It’s tough to judge a film based off of a true-life account of a terrible event. I maintain here to judge it as a film foremost, with the real heroism of the figures involved being incidental to our discussion of the film at large. And where does The Zookeeper’s Wife rank? Decent, but no Schindler’s List-style Oscars heading this way I feel.
The Holocaust film genre is one that, dare I say it, is a gift that keeps on giving to filmmakers these days. The tropes are well known and the drama is already culturally known, so you just pick your angle and head for the hills with your box office takings. There were moments that I thought the script for this film must have just had brackets that said “general Nazi evilness takes place here for 5 minutes.”
What I mean is that it seems like we’re telling the same story over and over, and each time it loses its impact. The Zookeeper’s Wife’s best moments are when it can contribute something new to the events we know so well, which it does do well enough at points.
The film is based on the story of Antonina Zabinski (Chastain), the wife of the owner of the Warsaw Zoo. Antonina and her husband Jan were famous for, at great risk to themselves, using their commandeered zoo as cover to help Jews escape from Nazi occupied Poland. As many as 300 Jews were saved in this way during World War II, a remarkable feat worth of commemoration, and I suppose this film does it as well as any other method. Rounding up the cast is villain Lutz Heck, a zookeeper from Berlin with made Nazi fanaticism and an unhealthy interest in Antonina.
The Zookeeper’s Wife is at its best when showing the various ways that the Zabinski’s managed to smuggle Jews in and out of the zoo and disguise them. Many of these methods are seemingly laughable, but the fact is they worked in real life for the most part. The film is also especially strong in the first act, where the normality of the average life in the zoo is explored, and we begin to sense the danger of what is to come, first from the animals.
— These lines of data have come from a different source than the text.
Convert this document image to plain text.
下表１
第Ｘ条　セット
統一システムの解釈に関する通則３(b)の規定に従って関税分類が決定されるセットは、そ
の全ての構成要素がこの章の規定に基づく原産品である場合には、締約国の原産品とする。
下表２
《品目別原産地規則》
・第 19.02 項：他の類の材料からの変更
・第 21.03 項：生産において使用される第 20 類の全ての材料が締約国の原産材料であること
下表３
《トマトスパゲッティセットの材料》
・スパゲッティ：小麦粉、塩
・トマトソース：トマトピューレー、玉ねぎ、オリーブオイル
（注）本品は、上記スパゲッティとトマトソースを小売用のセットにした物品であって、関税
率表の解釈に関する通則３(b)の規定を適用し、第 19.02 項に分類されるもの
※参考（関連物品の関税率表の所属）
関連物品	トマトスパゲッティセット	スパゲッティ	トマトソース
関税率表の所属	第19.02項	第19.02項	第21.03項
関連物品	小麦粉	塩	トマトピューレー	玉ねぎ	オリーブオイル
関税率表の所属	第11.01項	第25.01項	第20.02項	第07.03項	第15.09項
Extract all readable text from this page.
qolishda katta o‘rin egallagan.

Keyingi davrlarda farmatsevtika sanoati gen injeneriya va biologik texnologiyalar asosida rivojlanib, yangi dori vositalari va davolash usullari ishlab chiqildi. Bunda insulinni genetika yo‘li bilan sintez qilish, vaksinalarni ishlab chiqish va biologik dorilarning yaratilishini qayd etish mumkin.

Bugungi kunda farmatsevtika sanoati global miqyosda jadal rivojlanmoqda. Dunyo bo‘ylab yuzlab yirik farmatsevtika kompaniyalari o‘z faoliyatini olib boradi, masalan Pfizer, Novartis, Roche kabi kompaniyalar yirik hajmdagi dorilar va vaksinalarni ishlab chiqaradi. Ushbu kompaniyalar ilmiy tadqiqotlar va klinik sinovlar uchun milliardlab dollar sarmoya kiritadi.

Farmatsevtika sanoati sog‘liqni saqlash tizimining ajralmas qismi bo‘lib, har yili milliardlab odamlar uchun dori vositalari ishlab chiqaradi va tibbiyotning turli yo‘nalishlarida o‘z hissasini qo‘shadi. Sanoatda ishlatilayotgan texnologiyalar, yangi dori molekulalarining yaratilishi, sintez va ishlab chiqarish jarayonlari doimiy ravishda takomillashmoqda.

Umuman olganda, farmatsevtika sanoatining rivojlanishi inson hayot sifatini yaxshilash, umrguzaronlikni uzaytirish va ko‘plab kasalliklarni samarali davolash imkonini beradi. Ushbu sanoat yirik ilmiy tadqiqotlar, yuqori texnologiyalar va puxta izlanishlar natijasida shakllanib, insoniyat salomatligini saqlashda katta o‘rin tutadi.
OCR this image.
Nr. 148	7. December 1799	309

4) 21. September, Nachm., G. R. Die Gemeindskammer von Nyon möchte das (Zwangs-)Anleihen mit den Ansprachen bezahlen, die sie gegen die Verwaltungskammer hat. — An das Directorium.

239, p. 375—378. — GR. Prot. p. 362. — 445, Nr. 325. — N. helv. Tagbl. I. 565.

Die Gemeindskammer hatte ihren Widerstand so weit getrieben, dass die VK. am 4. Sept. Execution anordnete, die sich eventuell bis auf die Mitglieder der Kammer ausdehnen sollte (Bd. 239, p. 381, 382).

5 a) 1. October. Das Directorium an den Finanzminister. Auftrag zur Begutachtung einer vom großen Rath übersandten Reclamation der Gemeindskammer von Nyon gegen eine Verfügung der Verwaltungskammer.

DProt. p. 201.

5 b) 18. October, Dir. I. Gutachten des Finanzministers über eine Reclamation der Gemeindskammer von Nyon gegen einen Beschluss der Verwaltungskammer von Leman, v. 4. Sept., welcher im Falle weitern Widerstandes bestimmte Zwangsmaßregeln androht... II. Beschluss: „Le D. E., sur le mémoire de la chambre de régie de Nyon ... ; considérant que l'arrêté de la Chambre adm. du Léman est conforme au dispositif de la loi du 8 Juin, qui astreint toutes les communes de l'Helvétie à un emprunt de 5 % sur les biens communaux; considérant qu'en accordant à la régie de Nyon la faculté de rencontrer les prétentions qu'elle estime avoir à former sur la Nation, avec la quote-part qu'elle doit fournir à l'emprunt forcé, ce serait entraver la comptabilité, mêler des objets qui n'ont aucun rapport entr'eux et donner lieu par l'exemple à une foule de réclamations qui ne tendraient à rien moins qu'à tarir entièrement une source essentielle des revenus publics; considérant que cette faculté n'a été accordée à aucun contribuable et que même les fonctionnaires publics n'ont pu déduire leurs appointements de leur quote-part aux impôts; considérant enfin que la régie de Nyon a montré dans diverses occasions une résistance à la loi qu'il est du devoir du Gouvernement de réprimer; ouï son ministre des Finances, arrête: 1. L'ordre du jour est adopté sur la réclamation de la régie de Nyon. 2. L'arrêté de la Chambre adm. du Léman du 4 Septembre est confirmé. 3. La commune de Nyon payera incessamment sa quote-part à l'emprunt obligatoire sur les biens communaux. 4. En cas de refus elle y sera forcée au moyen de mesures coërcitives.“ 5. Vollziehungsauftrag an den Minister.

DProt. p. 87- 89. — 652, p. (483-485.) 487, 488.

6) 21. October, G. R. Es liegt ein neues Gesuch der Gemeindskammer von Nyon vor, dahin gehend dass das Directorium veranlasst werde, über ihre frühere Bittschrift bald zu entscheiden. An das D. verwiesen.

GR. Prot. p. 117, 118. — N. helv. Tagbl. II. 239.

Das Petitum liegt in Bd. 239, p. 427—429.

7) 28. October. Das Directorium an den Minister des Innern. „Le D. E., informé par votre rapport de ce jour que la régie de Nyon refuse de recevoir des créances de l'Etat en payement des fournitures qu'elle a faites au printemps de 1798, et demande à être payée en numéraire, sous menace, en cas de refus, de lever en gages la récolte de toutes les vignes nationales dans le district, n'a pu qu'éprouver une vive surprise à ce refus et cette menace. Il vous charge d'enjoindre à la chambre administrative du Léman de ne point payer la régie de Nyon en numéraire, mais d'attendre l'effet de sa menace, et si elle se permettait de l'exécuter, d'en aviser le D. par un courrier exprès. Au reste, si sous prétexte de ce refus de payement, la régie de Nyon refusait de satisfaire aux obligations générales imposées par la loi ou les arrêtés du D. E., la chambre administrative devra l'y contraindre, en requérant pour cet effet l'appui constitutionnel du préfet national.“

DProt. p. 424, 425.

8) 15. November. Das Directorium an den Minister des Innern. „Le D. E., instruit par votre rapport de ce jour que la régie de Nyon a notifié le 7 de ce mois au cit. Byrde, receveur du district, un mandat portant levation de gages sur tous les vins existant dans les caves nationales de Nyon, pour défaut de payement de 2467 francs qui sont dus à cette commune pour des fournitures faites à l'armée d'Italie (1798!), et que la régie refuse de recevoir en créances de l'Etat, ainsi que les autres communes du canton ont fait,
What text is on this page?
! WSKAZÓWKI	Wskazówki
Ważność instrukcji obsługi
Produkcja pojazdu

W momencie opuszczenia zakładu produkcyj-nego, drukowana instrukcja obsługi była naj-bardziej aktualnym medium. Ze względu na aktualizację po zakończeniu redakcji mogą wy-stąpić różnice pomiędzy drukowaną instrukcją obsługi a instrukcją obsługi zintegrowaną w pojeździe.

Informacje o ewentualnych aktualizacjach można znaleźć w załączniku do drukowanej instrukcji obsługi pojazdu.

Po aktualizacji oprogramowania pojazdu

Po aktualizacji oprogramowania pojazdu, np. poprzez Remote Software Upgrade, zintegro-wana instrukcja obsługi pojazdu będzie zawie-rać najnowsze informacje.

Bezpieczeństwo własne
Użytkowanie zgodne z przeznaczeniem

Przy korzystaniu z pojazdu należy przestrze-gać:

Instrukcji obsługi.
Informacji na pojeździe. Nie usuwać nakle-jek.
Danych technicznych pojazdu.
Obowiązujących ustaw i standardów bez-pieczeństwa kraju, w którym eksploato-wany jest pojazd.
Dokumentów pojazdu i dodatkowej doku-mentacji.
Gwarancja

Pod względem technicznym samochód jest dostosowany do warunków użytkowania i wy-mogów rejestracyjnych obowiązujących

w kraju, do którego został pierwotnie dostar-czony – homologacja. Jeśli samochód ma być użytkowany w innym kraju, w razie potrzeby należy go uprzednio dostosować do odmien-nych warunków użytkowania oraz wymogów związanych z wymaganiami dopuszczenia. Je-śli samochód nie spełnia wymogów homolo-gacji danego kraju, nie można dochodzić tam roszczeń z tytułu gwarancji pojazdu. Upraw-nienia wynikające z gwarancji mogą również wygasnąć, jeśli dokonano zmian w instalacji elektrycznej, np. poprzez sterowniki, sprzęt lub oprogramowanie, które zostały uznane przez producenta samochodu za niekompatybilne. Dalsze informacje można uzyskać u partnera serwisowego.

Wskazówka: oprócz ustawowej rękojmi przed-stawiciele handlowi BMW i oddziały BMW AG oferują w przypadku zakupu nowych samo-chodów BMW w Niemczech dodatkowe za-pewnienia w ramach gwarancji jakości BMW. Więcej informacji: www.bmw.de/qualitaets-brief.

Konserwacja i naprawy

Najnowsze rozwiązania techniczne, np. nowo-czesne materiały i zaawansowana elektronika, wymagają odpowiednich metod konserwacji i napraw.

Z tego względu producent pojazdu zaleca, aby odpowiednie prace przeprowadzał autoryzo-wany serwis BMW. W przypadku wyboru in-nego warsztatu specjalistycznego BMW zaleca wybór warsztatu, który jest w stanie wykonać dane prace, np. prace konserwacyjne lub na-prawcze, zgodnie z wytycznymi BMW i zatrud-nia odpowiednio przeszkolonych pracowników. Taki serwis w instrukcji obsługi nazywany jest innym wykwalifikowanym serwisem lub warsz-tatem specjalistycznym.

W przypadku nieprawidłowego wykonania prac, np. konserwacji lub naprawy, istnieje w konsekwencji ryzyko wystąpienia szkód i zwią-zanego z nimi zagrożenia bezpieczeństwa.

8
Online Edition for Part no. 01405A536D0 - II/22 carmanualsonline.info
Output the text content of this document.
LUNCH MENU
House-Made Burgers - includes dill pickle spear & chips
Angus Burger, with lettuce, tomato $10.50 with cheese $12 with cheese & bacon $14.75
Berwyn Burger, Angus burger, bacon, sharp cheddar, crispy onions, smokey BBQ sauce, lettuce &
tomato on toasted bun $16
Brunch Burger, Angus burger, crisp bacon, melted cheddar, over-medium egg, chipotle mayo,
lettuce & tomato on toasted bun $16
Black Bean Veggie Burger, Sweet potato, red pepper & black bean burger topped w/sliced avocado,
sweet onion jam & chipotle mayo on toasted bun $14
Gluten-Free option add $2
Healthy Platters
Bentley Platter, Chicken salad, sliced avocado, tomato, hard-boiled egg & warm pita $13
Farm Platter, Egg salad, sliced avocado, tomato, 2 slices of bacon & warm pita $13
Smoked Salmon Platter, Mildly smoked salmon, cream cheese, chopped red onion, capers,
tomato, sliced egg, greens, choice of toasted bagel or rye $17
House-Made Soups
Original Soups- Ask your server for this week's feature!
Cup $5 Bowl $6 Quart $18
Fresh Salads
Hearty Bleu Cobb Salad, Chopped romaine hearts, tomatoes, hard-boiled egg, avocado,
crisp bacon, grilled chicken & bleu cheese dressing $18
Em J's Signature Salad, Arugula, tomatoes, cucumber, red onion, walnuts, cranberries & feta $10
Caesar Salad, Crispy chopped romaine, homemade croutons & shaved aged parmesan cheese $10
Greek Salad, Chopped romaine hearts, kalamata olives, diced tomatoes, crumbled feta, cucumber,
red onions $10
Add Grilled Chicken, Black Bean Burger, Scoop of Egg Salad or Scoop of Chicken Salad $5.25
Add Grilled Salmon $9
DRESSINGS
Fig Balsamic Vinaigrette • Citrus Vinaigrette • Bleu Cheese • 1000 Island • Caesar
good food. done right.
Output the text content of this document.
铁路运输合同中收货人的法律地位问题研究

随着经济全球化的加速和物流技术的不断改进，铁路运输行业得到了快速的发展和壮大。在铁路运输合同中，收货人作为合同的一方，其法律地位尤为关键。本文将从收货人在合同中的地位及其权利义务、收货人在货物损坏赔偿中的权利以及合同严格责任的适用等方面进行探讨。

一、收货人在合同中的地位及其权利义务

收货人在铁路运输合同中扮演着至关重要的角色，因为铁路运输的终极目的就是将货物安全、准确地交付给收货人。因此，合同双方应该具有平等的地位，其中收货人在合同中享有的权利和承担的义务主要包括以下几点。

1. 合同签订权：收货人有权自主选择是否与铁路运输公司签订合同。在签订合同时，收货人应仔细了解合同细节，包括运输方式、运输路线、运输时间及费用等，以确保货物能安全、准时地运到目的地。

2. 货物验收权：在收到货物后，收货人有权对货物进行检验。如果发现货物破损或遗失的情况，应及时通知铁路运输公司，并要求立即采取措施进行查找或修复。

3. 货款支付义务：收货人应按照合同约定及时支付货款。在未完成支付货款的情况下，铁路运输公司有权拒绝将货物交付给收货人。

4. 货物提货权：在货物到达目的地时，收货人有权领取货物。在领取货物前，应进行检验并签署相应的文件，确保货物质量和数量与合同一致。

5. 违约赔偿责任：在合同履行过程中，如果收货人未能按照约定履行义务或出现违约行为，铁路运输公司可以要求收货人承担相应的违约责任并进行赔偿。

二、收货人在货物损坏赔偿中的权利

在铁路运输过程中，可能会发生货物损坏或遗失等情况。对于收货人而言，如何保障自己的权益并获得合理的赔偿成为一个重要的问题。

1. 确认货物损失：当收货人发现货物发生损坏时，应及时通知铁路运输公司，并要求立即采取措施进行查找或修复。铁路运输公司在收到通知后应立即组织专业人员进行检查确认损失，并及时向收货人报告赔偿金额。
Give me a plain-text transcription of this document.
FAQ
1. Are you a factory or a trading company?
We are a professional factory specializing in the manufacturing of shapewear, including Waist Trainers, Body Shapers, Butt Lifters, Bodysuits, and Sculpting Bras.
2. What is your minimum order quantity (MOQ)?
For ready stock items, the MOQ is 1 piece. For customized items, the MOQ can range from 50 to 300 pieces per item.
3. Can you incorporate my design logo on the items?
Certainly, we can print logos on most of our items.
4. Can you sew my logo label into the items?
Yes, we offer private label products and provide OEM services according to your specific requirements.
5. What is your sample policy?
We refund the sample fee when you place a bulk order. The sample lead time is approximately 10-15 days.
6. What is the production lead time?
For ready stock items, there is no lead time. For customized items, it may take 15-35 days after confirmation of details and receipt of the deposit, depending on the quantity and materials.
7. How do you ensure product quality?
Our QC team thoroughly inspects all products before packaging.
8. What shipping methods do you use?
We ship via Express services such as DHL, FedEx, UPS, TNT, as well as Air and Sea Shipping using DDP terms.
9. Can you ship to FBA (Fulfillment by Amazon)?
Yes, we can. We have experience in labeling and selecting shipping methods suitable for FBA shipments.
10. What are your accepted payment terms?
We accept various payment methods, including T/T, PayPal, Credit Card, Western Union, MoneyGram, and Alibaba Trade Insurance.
Chastain is normally marvellous in everything she is in, and I have a real soft spot for her, however, here she struggled a bit with her Polish accent and it really affected our ability to connect with her. Just do what all films have done for the last 70 years and give them British English accents, we would barely notice. However, she still managed to get across the idea of this being the story of the titular Zookeeper’s Wife. Her husband Jan is off doing all kinds of manly things, but the story remains focused clearly on her and her struggles during this time.
The Zookeeper’s Wife is based on a memoir by the real Antonina that I have yet to read. I may yet do so at some stage. However, this film did not really impact my life to any memorable degree. I’m glad we had heroes like the Zabinskis in real life, but as a film subject, I feel this well is supremely tapped dry with this particular focus.
The Zookeeper’s Wife is, ultimately, very average.